What has brought this to everyone's attention just now? This is
the second mention of this code path I have seen this week.
AKA: security/commoncap.c:cap_bprm_creds_from_file(...)
> ...
> /* Don't let someone trace a set[ug]id/setpcap binary with the revised
> * credentials unless they have the appropriate permit.
> *
> * In addition, if NO_NEW_PRIVS, then ensure we get no new privs.
> */
> is_setid = __is_setuid(new, old) || __is_setgid(new, old);
>
> if ((is_setid || __cap_gained(permitted, new, old)) &&
> ((bprm->unsafe & ~LSM_UNSAFE_PTRACE) ||
> !ptracer_capable(current, new->user_ns))) {
> /* downgrade; they get no more than they had, and maybe less */
> if (!ns_capable(new->user_ns, CAP_SETUID) ||
> (bprm->unsafe & LSM_UNSAFE_NO_NEW_PRIVS)) {
> new->euid = new->uid;
> new->egid = new->gid;
> }
> new->cap_permitted = cap_intersect(new->cap_permitted,
> old->cap_permitted);
> }
The actual downgrade is because a ptrace'd executable also takes
this path.
I have seen it argued rather forcefully that continuing rather than
simply failing seems better in the ptrace case.
In general I think it can be said this policy is "safe". AKA we don't
let a shared fs struct confuse privileged applications. So nothing
to panic about.
It looks like most of the lsm's also test bprm->unsafe.
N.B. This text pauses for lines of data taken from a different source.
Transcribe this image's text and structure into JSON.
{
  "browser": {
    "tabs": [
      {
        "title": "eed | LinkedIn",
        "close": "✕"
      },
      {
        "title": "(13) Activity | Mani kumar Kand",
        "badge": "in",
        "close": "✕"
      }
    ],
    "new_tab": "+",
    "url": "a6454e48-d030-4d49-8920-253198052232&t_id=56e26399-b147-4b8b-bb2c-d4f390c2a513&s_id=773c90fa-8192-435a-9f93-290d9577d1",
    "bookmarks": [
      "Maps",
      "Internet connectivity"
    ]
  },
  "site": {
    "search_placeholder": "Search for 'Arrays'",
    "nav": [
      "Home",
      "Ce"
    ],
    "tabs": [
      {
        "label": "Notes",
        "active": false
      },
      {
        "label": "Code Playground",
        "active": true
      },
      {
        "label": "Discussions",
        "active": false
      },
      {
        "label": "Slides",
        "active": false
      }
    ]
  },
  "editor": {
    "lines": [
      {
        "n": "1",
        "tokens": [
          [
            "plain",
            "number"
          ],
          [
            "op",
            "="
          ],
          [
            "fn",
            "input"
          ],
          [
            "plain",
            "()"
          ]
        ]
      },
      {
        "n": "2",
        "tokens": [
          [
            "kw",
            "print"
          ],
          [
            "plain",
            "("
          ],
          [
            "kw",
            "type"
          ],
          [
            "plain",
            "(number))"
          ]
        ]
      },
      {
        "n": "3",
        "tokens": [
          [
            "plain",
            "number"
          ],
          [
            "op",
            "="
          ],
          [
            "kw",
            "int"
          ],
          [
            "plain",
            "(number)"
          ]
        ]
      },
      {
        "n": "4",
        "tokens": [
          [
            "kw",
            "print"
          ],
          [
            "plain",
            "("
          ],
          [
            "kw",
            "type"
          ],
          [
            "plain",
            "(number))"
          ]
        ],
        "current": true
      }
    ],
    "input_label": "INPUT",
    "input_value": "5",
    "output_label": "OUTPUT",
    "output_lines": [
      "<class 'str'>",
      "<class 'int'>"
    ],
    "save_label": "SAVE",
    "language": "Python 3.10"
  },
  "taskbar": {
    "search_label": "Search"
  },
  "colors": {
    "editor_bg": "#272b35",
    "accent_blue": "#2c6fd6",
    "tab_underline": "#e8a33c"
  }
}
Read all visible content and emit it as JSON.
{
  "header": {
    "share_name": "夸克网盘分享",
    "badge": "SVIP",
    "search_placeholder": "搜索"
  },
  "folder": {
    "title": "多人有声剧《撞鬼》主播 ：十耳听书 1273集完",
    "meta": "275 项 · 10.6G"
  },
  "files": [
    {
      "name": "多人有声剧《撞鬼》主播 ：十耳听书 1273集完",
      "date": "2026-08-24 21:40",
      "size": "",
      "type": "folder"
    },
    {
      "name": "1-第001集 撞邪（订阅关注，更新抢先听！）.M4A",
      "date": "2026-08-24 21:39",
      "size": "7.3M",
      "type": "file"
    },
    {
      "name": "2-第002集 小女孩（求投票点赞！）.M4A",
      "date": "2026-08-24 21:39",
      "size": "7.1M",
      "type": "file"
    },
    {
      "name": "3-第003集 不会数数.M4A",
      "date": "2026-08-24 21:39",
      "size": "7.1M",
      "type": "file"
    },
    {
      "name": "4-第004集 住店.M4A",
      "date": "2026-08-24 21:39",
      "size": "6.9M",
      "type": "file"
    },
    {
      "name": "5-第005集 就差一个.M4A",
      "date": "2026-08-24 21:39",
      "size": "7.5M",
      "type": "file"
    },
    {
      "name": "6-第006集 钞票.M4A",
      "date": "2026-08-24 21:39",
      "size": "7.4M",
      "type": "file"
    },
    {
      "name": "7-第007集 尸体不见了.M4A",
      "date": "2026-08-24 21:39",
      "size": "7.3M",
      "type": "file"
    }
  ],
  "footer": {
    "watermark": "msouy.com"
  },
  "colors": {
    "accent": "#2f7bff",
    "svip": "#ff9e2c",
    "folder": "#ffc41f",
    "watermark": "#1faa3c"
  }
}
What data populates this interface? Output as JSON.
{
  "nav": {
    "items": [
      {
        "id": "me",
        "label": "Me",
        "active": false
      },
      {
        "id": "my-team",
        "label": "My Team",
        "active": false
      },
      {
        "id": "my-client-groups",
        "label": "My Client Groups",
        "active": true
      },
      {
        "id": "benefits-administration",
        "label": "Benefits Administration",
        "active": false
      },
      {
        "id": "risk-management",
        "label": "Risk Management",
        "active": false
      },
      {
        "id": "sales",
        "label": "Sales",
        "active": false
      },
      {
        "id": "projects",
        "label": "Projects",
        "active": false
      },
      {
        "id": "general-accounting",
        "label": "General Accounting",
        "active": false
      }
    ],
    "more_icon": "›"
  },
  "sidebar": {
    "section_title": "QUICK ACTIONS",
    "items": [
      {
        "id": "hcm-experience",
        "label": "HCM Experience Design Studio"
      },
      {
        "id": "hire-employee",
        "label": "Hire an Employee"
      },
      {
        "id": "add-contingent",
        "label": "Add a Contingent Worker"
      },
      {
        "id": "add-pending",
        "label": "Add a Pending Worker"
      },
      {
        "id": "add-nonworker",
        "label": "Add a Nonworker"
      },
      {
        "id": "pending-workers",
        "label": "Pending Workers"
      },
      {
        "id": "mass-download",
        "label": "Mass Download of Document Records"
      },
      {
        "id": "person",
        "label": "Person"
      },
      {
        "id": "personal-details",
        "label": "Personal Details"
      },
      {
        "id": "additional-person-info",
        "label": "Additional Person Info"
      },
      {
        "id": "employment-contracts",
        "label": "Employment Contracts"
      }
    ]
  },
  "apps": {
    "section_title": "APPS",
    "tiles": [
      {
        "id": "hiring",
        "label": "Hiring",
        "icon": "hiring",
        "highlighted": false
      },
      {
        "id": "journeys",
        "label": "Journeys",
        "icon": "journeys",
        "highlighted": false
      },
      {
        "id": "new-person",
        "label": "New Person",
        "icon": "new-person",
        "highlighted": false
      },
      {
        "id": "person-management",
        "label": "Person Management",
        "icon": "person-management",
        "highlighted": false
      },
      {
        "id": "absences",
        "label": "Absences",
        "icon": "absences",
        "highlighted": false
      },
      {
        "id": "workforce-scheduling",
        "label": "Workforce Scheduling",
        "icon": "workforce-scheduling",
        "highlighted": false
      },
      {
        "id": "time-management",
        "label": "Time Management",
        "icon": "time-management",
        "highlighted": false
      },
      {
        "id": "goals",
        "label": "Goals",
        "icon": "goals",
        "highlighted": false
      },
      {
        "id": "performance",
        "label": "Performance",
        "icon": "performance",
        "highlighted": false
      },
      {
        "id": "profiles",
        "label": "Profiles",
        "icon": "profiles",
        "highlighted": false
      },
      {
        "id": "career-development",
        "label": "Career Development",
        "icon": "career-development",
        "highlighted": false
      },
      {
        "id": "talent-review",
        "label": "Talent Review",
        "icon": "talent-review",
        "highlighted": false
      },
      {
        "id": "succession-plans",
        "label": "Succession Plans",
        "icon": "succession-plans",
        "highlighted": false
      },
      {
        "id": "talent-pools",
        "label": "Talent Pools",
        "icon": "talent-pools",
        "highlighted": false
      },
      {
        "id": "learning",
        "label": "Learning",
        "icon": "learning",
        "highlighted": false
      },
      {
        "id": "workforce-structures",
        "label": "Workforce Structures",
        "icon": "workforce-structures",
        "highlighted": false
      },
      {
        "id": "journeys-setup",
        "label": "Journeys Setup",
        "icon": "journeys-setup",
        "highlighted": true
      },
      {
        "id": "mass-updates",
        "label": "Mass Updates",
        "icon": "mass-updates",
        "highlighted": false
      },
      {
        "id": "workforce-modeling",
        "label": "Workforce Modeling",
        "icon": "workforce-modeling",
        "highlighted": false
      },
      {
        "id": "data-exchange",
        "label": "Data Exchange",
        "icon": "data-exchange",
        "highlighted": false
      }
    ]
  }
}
So I imagine someone could very carefully separate the non-ptrace case
from the ptrace case but *shrug*.
Perhaps:
if ((is_setid || __cap_gained(permitted, new_old)) &&
((bprm->unsafe & ~LSM_UNSAFE_PTRACE) ||
!ptracer_capable(current, new->user_ns))) {
+ if (!(bprm->unsafe & LSM_UNSAFE_PTRACE)) {
+ return -EPERM;
+ }
/* downgrade; they get no more than they had, and maybe less */
if (!ns_capable(new->user_ns, CAP_SETUID) ||
(bprm->unsafe & LSM_UNSAFE_NO_NEW_PRIVS)) {
new->euid = new->uid;
new->egid = new->gid;
}
new->cap_permitted = cap_intersect(new->cap_permitted,
old->cap_permitted);
}
If that is what you want that doesn't look to scary. I don't think
it simplifies anything about fs->in_exec. As fs->in_exec is set when
the processing calling exec is the only process that owns the fs_struct.
With fs->in_exec just being a flag that doesn't allow another thread
to call fork and start sharing the fs_struct during exec.
*Shrug*
I don't see why anyone would care. It is just a very silly corner case.